TITIKNOL.ID, BALIKPAPAN – Bupati Penajam Paser Utara (PPU), Mudyat Noor menegaskan pentingnya memperkuat sinergi dan kolaborasi dalam pengendalian inflasi daerah, khususnya dalam menjaga ketersediaan pasokan dan stabilitas harga pangan.

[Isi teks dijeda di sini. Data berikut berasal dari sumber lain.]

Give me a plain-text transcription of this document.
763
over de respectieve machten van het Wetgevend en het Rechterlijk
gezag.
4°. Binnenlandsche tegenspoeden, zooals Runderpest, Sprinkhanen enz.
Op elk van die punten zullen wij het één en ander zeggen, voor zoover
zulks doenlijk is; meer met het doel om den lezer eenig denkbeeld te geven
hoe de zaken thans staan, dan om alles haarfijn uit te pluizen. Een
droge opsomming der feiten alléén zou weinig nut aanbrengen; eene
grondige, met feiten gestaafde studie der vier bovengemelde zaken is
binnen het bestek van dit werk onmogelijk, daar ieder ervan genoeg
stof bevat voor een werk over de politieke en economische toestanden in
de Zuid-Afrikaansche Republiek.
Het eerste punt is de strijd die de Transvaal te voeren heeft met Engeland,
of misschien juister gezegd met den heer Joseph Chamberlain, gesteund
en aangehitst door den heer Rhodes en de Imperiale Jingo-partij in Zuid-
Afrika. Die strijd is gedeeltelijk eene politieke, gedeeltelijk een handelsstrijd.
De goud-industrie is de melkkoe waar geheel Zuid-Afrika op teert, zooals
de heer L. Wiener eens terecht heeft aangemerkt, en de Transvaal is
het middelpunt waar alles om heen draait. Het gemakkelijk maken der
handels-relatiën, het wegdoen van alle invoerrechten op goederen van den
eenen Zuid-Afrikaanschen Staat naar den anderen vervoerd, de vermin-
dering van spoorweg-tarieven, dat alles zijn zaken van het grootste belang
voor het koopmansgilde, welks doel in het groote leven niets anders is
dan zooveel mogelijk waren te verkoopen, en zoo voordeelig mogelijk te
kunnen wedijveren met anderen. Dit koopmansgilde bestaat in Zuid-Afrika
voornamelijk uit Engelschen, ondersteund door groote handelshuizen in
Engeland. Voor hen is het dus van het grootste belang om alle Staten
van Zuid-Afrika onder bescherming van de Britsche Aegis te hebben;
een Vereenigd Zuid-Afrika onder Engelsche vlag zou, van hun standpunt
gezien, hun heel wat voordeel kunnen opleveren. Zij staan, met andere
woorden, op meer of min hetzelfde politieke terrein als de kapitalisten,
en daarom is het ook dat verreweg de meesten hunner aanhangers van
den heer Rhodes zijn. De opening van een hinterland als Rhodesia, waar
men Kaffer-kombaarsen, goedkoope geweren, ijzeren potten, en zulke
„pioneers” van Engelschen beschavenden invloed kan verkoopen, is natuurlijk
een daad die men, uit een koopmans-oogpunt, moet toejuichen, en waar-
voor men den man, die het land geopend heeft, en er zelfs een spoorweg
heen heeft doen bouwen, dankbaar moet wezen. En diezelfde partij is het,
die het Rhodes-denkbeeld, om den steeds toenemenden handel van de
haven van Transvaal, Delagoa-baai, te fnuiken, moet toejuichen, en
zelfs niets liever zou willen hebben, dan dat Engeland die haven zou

‎Hal tersebut disampaikan Mudyat Noor saat menghadiri high level meeting Tim Pengendalian Inflasi Daerah (TPID) periode Agustus 2026 dengan tema “Sinergi dan Kolaborasi melalui Kerja Sama Antardaerah (KAD) dalam menjamin kesinambungan pasokan, pengendalian harga, dan mitigasi risiko el nino” yang digelar di Kantor Perwakilan Bank Indonesia (BI) Balikpapan, Selasa, (11/8/2026).

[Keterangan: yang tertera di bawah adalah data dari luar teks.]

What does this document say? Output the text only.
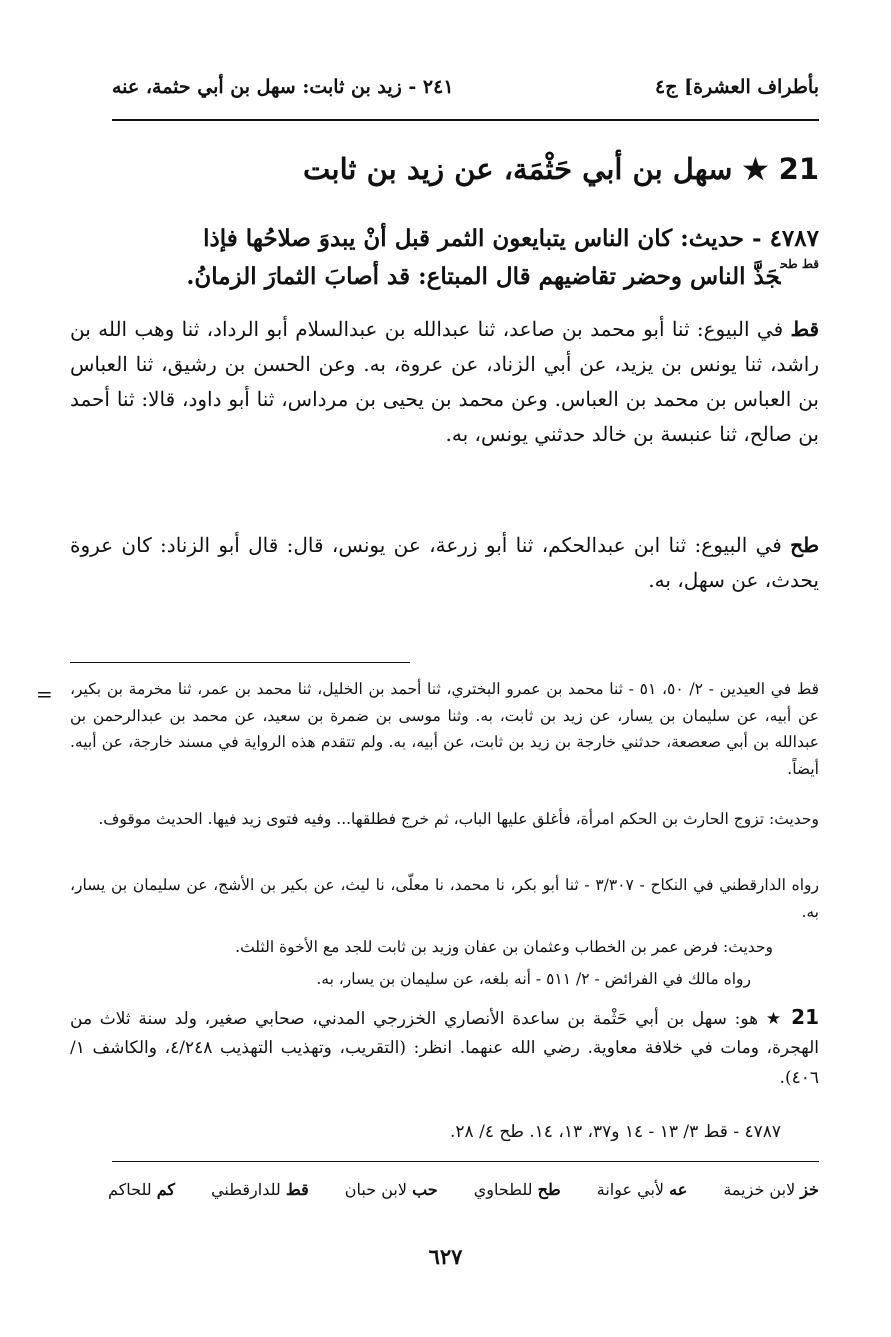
بأطراف العشرة] ج٤
٢٤١ - زيد بن ثابت: سهل بن أبي حثمة، عنه
21 ★ سهل بن أبي حَثْمَة، عن زيد بن ثابت
٤٧٨٧ - حديث: كان الناس يتبايعون الثمر قبل أنْ يبدوَ صلاحُها فإذا
$^{قط طح}$جَذَّ الناس وحضر تقاضيهم قال المبتاع: قد أصابَ الثمارَ الزمانُ.
قط في البيوع: ثنا أبو محمد بن صاعد، ثنا عبدالله بن عبدالسلام أبو الرداد، ثنا وهب الله بن راشد، ثنا يونس بن يزيد، عن أبي الزناد، عن عروة، به. وعن الحسن بن رشيق، ثنا العباس بن العباس بن محمد بن العباس. وعن محمد بن يحيى بن مرداس، ثنا أبو داود، قالا: ثنا أحمد بن صالح، ثنا عنبسة بن خالد حدثني يونس، به.
طح في البيوع: ثنا ابن عبدالحكم، ثنا أبو زرعة، عن يونس، قال: قال أبو الزناد: كان عروة يحدث، عن سهل، به.
= قط في العيدين - ٢/ ٥٠، ٥١ - ثنا محمد بن عمرو البختري، ثنا أحمد بن الخليل، ثنا محمد بن عمر، ثنا مخرمة بن بكير، عن أبيه، عن سليمان بن يسار، عن زيد بن ثابت، به. وثنا موسى بن ضمرة بن سعيد، عن محمد بن عبدالرحمن بن عبدالله بن أبي صعصعة، حدثني خارجة بن زيد بن ثابت، عن أبيه، به. ولم تتقدم هذه الرواية في مسند خارجة، عن أبيه. أيضاً.
وحديث: تزوج الحارث بن الحكم امرأة، فأغلق عليها الباب، ثم خرج فطلقها... وفيه فتوى زيد فيها. الحديث موقوف.
رواه الدارقطني في النكاح - ٣/٣٠٧ - ثنا أبو بكر، نا محمد، نا معلّى، نا ليث، عن بكير بن الأشج، عن سليمان بن يسار، به.
وحديث: فرض عمر بن الخطاب وعثمان بن عفان وزيد بن ثابت للجد مع الأخوة الثلث.
رواه مالك في الفرائض - ٢/ ٥١١ - أنه بلغه، عن سليمان بن يسار، به.
21 ★ هو: سهل بن أبي حَثْمة بن ساعدة الأنصاري الخزرجي المدني، صحابي صغير، ولد سنة ثلاث من الهجرة، ومات في خلافة معاوية. رضي الله عنهما. انظر: (التقريب، وتهذيب التهذيب ٤/٢٤٨، والكاشف ١/ ٤٠٦).
٤٧٨٧ - قط ٣/ ١٣ - ١٤ و٣٧، ١٣، ١٤. طح ٤/ ٢٨.
خز لابن خزيمة
عه لأبي عوانة
طح للطحاوي
حب لابن حبان
قط للدارقطني
كم للحاكم
٦٢٧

‎Dalam kegiatan tersebut, Pemerintah Kabupaten PPU memperkuat kerja sama antardaerah dengan Pemerintah Kabupaten Karo, Sumatera Utara, sebagai salah satu langkah strategis untuk menjamin ketersediaan pangan sekaligus mendukung pengendalian inflasi.

‎Kerja sama tersebut ditandai dengan penandatanganan Kesepakatan Kerja Sama (KAD) antara Pemerintah Kabupaten PPU dan Pemerintah Kabupaten Karo. Selain itu, turut dilakukan Perjanjian Kerja Sama (PKS) antara Asosiasi Pedagang Pasar Kabupaten PPU dan Perumda Manuntung Sukses.

‎Mudyat Noor menyampaikan, pengendalian inflasi merupakan salah satu prioritas nasional yang membutuhkan perhatian serius dan sinergi seluruh pemerintah daerah bersama pemangku kepentingan terkait.

‎Menurutnya, stabilitas harga pangan memiliki pengaruh langsung terhadap daya beli masyarakat, tingkat kesejahteraan, serta stabilitas perekonomian daerah.

‎“Pengendalian inflasi tidak dapat dilakukan secara parsial. Dibutuhkan sinergi dan koordinasi yang kuat antara TPID, perangkat daerah, pelaku usaha, serta seluruh stakeholder terkait,” tegas Mudyat.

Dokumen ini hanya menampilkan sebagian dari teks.